On a positive note, the mayor said, under operations manager Richard Pucci’s guidance, the city may have found a more workable solution with a new wastewater wetland pilot project, previously reported in The Northern View on Feb. 9. If the pilot project is successful, the city could see up to 11 more wetland projects in various areas of town.

The new dam is officially complete at the end of July, Brain said, with the city converting back to its primary water source in the next few weeks. One hundred-year-old above-ground pipe replacement was the project’s first phase completed in 2018, with new water supply lines being dug underground. Once the phase two dam is complete, phase three of engineering, design and construction of a “top of the line, state of the art, best on the planet” water filtration system will be started, the mayor said.

Bringing to the forefront a new topic that hasn’t been discussed yet, is a new fire hall, the municipal leader said.

The current firehouse was built in the 1950s and requires seismic upgrades because the structure is not to current standards. As well, when new fire trucks need to be ordered they need to be constructed to specs because regular market units do not fit inside the firehall garage.

“We have a lot of industrial growth actually happening as well as discussions with industry that they’re going to need more fire suppression opportunities.
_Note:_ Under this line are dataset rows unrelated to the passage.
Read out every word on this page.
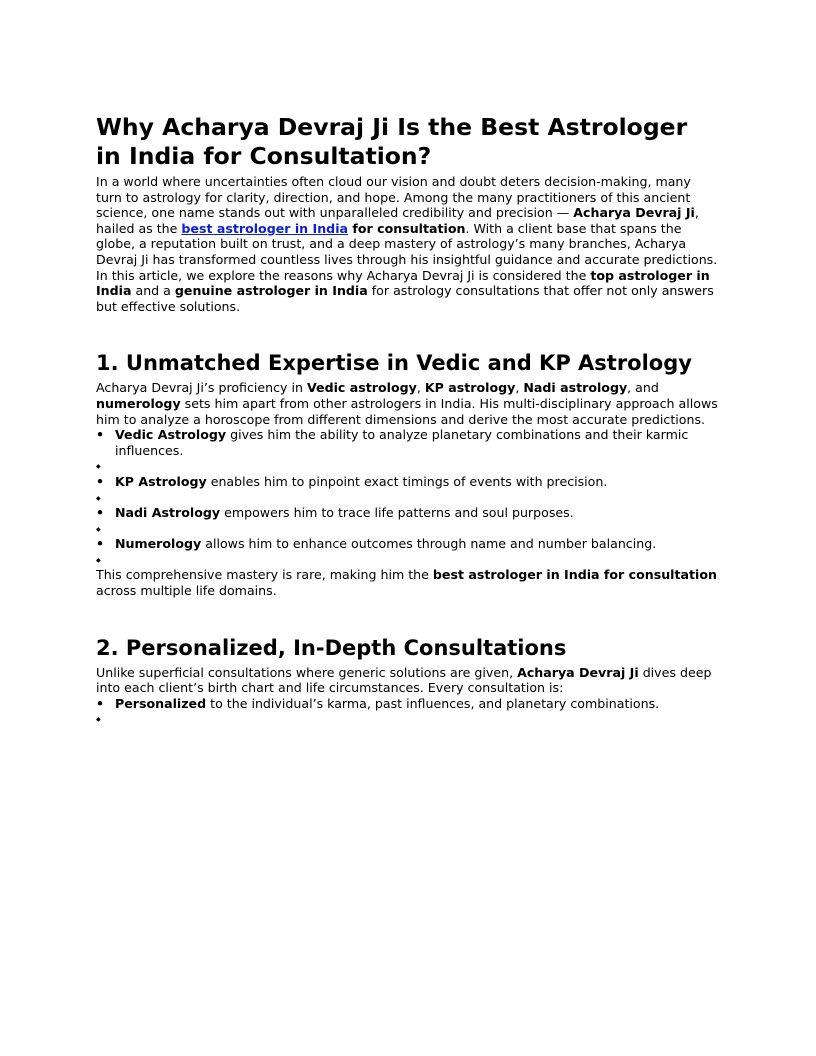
Why Acharya Devraj Ji Is the Best Astrologer in India for Consultation?

In a world where uncertainties often cloud our vision and doubt deters decision-making, many turn to astrology for clarity, direction, and hope. Among the many practitioners of this ancient science, one name stands out with unparalleled credibility and precision — Acharya Devraj Ji, hailed as the best astrologer in India for consultation. With a client base that spans the globe, a reputation built on trust, and a deep mastery of astrology’s many branches, Acharya Devraj Ji has transformed countless lives through his insightful guidance and accurate predictions.

In this article, we explore the reasons why Acharya Devraj Ji is considered the top astrologer in India and a genuine astrologer in India for astrology consultations that offer not only answers but effective solutions.

1. Unmatched Expertise in Vedic and KP Astrology

Acharya Devraj Ji’s proficiency in Vedic astrology, KP astrology, Nadi astrology, and numerology sets him apart from other astrologers in India. His multi-disciplinary approach allows him to analyze a horoscope from different dimensions and derive the most accurate predictions.

• Vedic Astrology gives him the ability to analyze planetary combinations and their karmic influences.
◆
• KP Astrology enables him to pinpoint exact timings of events with precision.
◆
• Nadi Astrology empowers him to trace life patterns and soul purposes.
◆
• Numerology allows him to enhance outcomes through name and number balancing.
◆

This comprehensive mastery is rare, making him the best astrologer in India for consultation across multiple life domains.

2. Personalized, In-Depth Consultations

Unlike superficial consultations where generic solutions are given, Acharya Devraj Ji dives deep into each client’s birth chart and life circumstances. Every consultation is:

• Personalized to the individual’s karma, past influences, and planetary combinations.
◆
So fire emergency service is going to be a big part of this community’s growth. And we need to set up for the future.”

“The reason why I’m putting all this [challenges] first is that none of this has anything sexy about it. There’s nothing fun about it. There’s nothing exciting about it. This is just the weight of this town, and I’m hoping you feel the weight that we feel sometimes,” the mayor said.

Housing is a challenge for the city, which needs to build between 200 to 300 housing units per year for eight years to meet the projected city population of more than 19,000 people in 2030 and continue industry growth.
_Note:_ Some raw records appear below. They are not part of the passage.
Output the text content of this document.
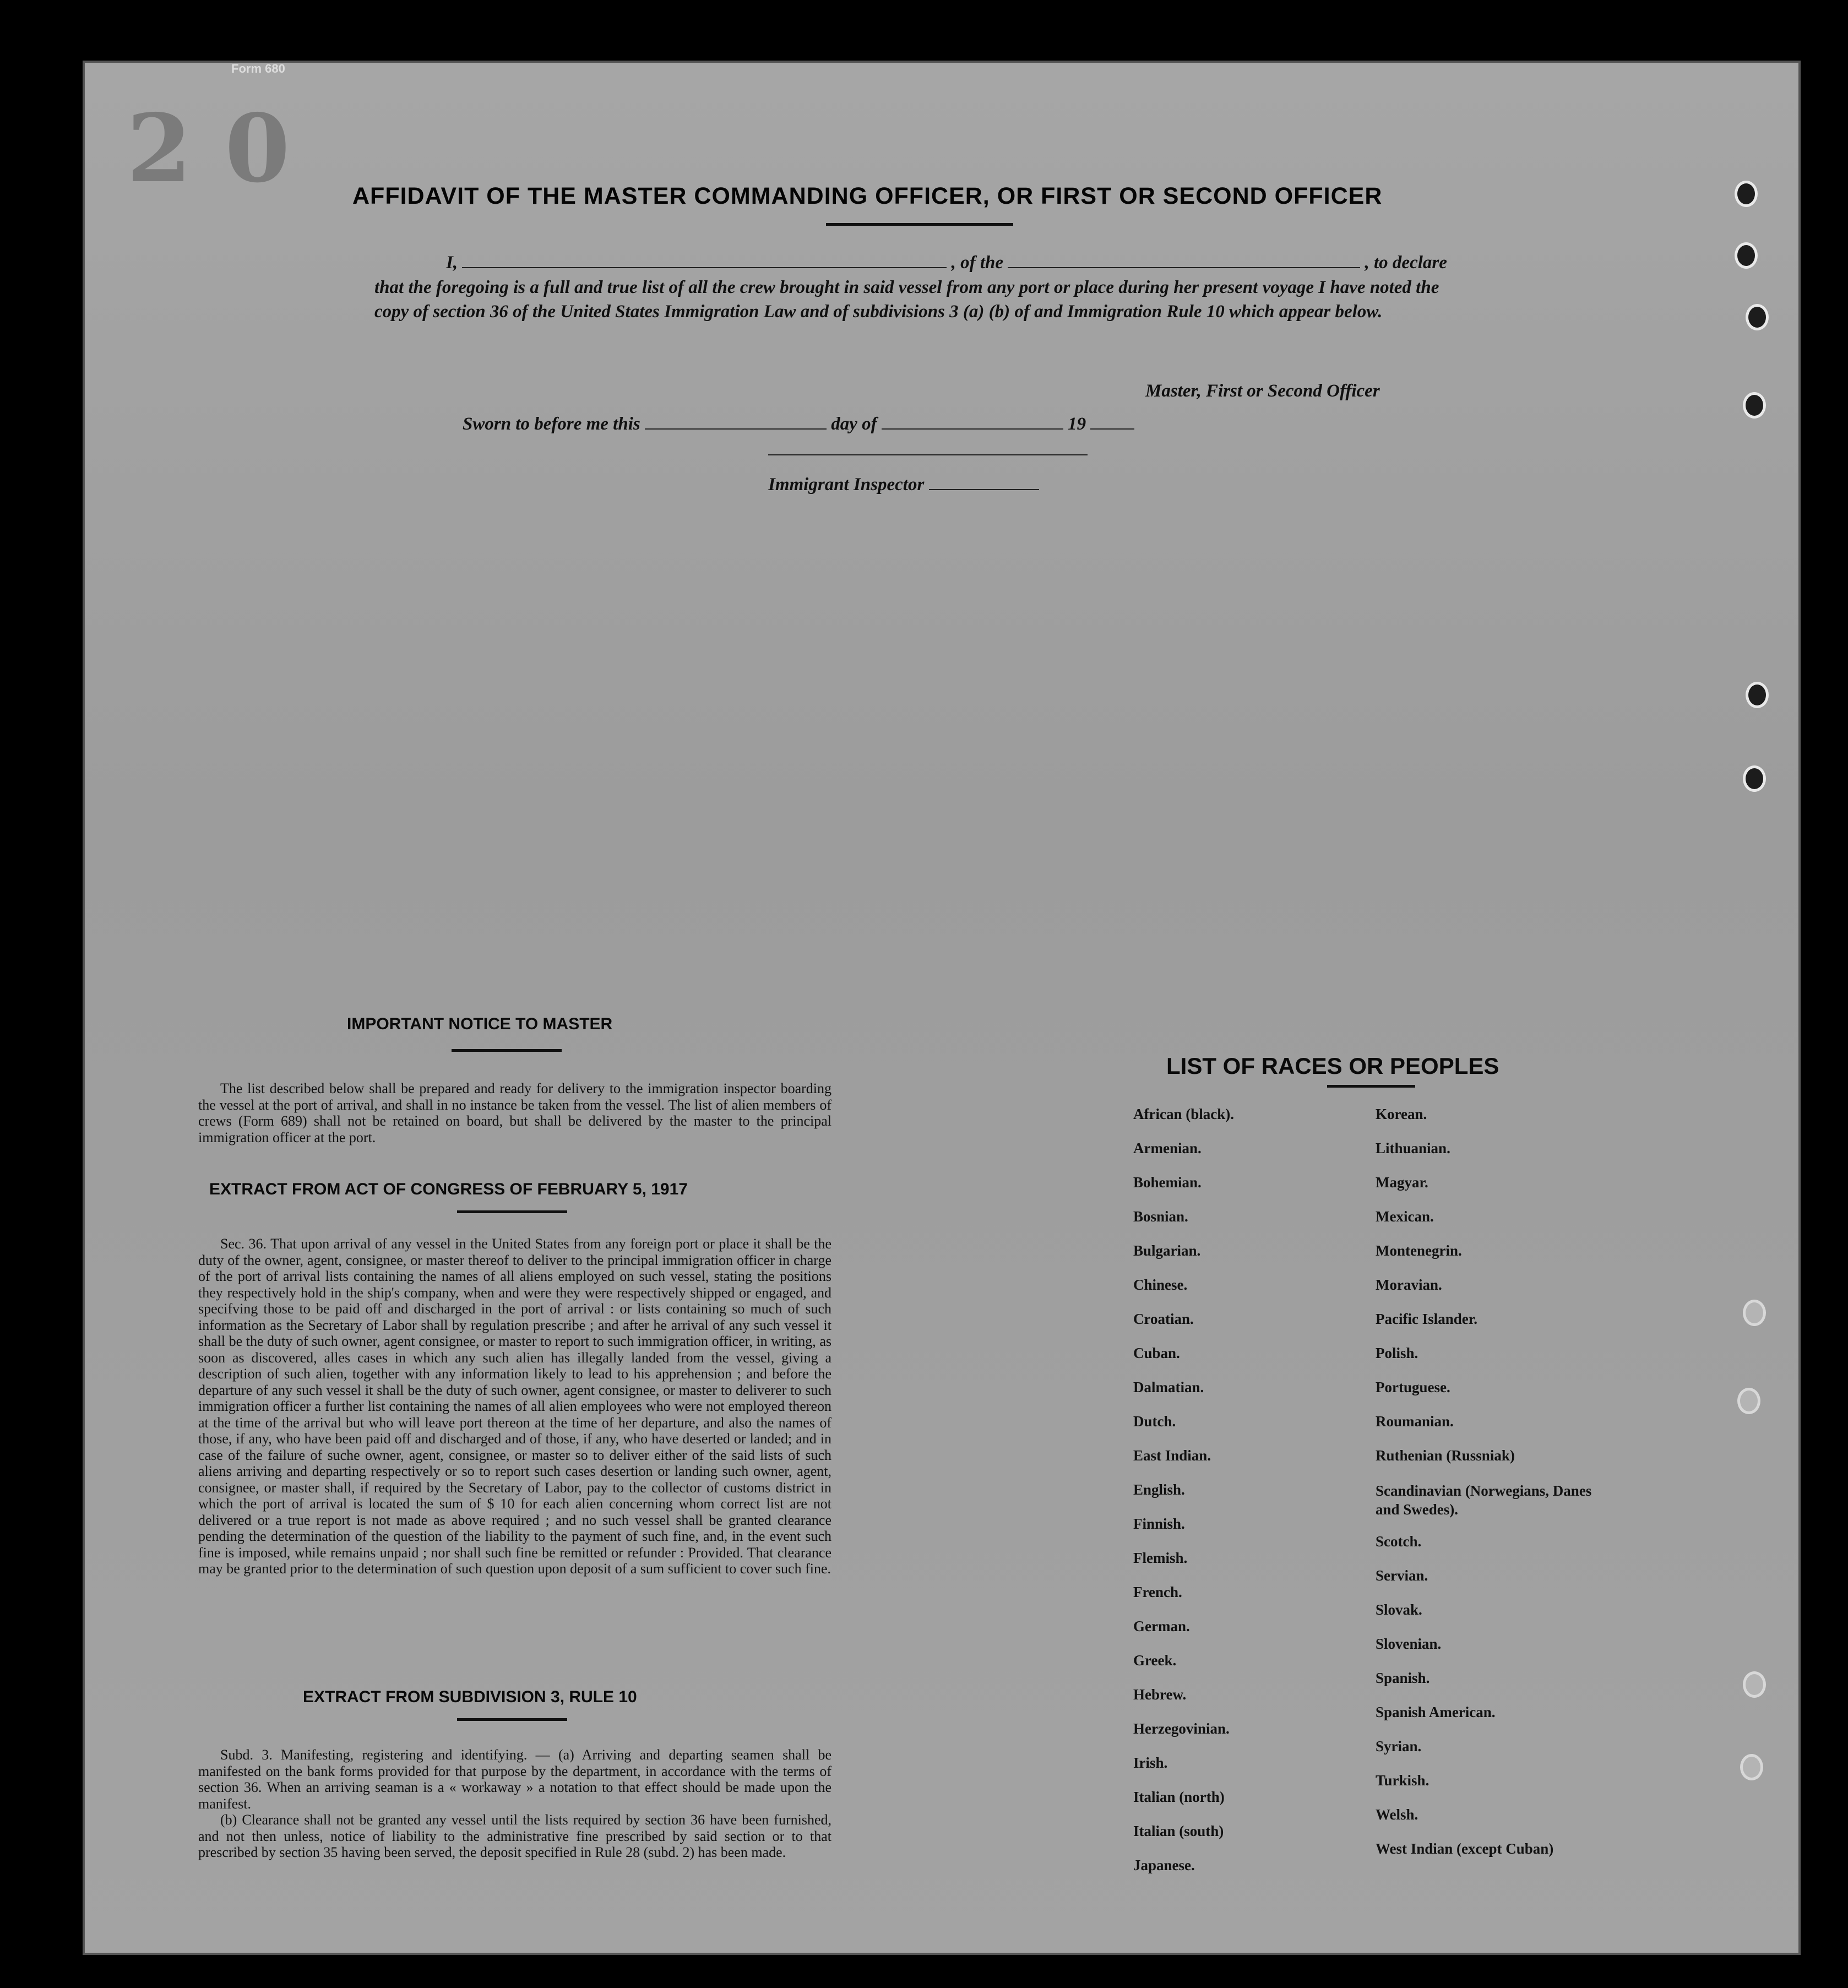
Form 680
20 AFFIDAVIT OF THE MASTER COMMANDING OFFICER, OR FIRST OR SECOND OFFICER
I,	, of the	, to declare
that the foregoing is a full and true list of all the crew brought in said vessel from any port or place during her present voyage I have noted the copy of section 36 of the United States Immigration Law and of subdivisions 3 (a) (b) of and Immigration Rule 10 which appear below.
Master, First or Second Officer
Sworn to before me this	day of	19
Immigrant Inspector
IMPORTANT NOTICE TO MASTER
The list described below shall be prepared and ready for delivery to the immigration inspector boarding the vessel at the port of arrival, and shall in no instance be taken from the vessel. The list of alien members of crews (Form 689) shall not be retained on board, but shall be delivered by the master to the principal immigration officer at the port.
EXTRACT FROM ACT OF CONGRESS OF FEBRUARY 5, 1917
Sec. 36. That upon arrival of any vessel in the United States from any foreign port or place it shall be the duty of the owner, agent, consignee, or master thereof to deliver to the principal immigration officer in charge of the port of arrival lists containing the names of all aliens employed on such vessel, stating the positions they respectively hold in the ship's company, when and were they were respectively shipped or engaged, and specifving those to be paid off and discharged in the port of arrival : or lists containing so much of such information as the Secretary of Labor shall by regulation prescribe ; and after he arrival of any such vessel it shall be the duty of such owner, agent consignee, or master to report to such immigration officer, in writing, as soon as discovered, alles cases in which any such alien has illegally landed from the vessel, giving a description of such alien, together with any information likely to lead to his apprehension ; and before the departure of any such vessel it shall be the duty of such owner, agent consignee, or master to deliverer to such immigration officer a further list containing the names of all alien employees who were not employed thereon at the time of the arrival but who will leave port thereon at the time of her departure, and also the names of those, if any, who have been paid off and discharged and of those, if any, who have deserted or landed; and in case of the failure of suche owner, agent, consignee, or master so to deliver either of the said lists of such aliens arriving and departing respectively or so to report such cases desertion or landing such owner, agent, consignee, or master shall, if required by the Secretary of Labor, pay to the collector of customs district in which the port of arrival is located the sum of $ 10 for each alien concerning whom correct list are not delivered or a true report is not made as above required ; and no such vessel shall be granted clearance pending the determination of the question of the liability to the payment of such fine, and, in the event such fine is imposed, while remains unpaid ; nor shall such fine be remitted or refunder : Provided. That clearance may be granted prior to the determination of such question upon deposit of a sum sufficient to cover such fine.
EXTRACT FROM SUBDIVISION 3, RULE 10
Subd. 3. Manifesting, registering and identifying. — (a) Arriving and departing seamen shall be manifested on the bank forms provided for that purpose by the department, in accordance with the terms of section 36. When an arriving seaman is a « workaway » a notation to that effect should be made upon the manifest.
(b) Clearance shall not be granted any vessel until the lists required by section 36 have been furnished, and not then unless, notice of liability to the administrative fine prescribed by said section or to that prescribed by section 35 having been served, the deposit specified in Rule 28 (subd. 2) has been made.
LIST OF RACES OR PEOPLES
African (black).
Armenian.
Bohemian.
Bosnian.
Bulgarian.
Chinese.
Croatian.
Cuban.
Dalmatian.
Dutch.
East Indian.
English.
Finnish.
Flemish.
French.
German.
Greek.
Hebrew.
Herzegovinian.
Irish.
Italian (north)
Italian (south)
Japanese.
Korean.
Lithuanian.
Magyar.
Mexican.
Montenegrin.
Moravian.
Pacific Islander.
Polish.
Portuguese.
Roumanian.
Ruthenian (Russniak)
Scandinavian (Norwegians, Danes and Swedes).
Scotch.
Servian.
Slovak.
Slovenian.
Spanish.
Spanish American.
Syrian.
Turkish.
Welsh.
West Indian (except Cuban)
“If we don’t start developing a couple of hundred units per year, there is no room. The port is not going anywhere, these projects will not expand, there is nowhere for people to live,” he said

“… That has already happened, and there are workers coming in from Terrace to Stewart to work at DP World. They’ve already cannibalized the entire workforce as a town, there’s no one else to tap. We’re actually in a bad problem that way. And unless we massively expand housing, to be able to recruit and retain new people to the community … we are going to be stuck on the expansion process.”

“We need cash. Why don’t we have cash? Why? Well, we don’t have cash because we’re not allowed to collect cash actually. The provincial government stops us from collecting money from the industries. It is absolutely frustrating that we have a handcuff on the community, that we can’t grow this community because we have a handcuff that has been placed on us.”
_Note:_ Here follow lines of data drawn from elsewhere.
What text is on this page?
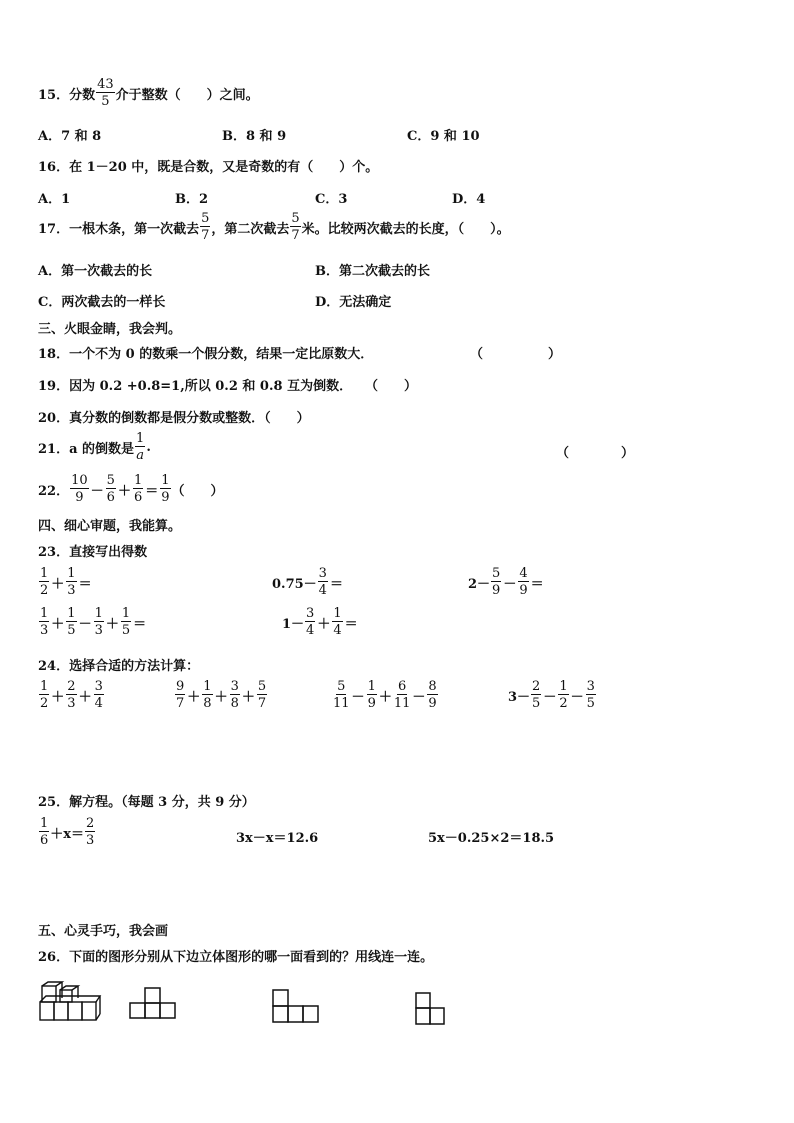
15．分数 $\frac{43}{5}$ 介于整数（　　）之间。
A．7 和 8	B．8 和 9	C．9 和 10
16．在 1－20 中，既是合数，又是奇数的有（　　）个。
A．1	B．2	C．3	D．4
17．一根木条，第一次截去 $\frac{5}{7}$ ，第二次截去 $\frac{5}{7}$ 米。比较两次截去的长度，（　　）。
A．第一次截去的长	B．第二次截去的长
C．两次截去的一样长	D．无法确定
三、火眼金睛，我会判。
18．一个不为 0 的数乘一个假分数，结果一定比原数大．	（　　　　　）
19．因为 0.2 +0.8=1,所以 0.2 和 0.8 互为倒数． （　　）
20．真分数的倒数都是假分数或整数．（　　）
21．a 的倒数是 $\frac{1}{a}$ .	（　　　　）
22． $\frac{10}{9} - \frac{5}{6} + \frac{1}{6} = \frac{1}{9}$ （　　）
四、细心审题，我能算。
23．直接写出得数
$\frac{1}{2} + \frac{1}{3}$ ＝	$0.75- \frac{3}{4}$ ＝	$2- \frac{5}{9} - \frac{4}{9}$ ＝
$\frac{1}{3} + \frac{1}{5} - \frac{1}{3} + \frac{1}{5}$ ＝	$1- \frac{3}{4} + \frac{1}{4}$ ＝
24．选择合适的方法计算：
$\frac{1}{2} + \frac{2}{3} + \frac{3}{4}$	$\frac{9}{7} + \frac{1}{8} + \frac{3}{8} + \frac{5}{7}$	$\frac{5}{11} - \frac{1}{9} + \frac{6}{11} - \frac{8}{9}$	$3- \frac{2}{5} - \frac{1}{2} - \frac{3}{5}$
25．解方程。（每题 3 分，共 9 分）
$\frac{1}{6} +x= \frac{2}{3}$	3x－x＝12.6	5x－0.25×2＝18.5
五、心灵手巧，我会画
26．下面的图形分别从下边立体图形的哪一面看到的？用线连一连。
Mayor Brain made his displeasure very clear regarding lost revenues due to the Port Property Tax.

“This challenge, the Port Property Tax Act, is the number one reason why this community is stuck. We are stuck. And we’re not allowed to be free. Our one legislative right is taxation. That’s the only mechanism we’re allowed to have under the Local Government Act in the community charter is to collect money through taxation.

Under the marine export industry, only $22.50 per $1000 assessment is permitted to be collected, with asset depreciation, the amount reduces every year unless there is investment.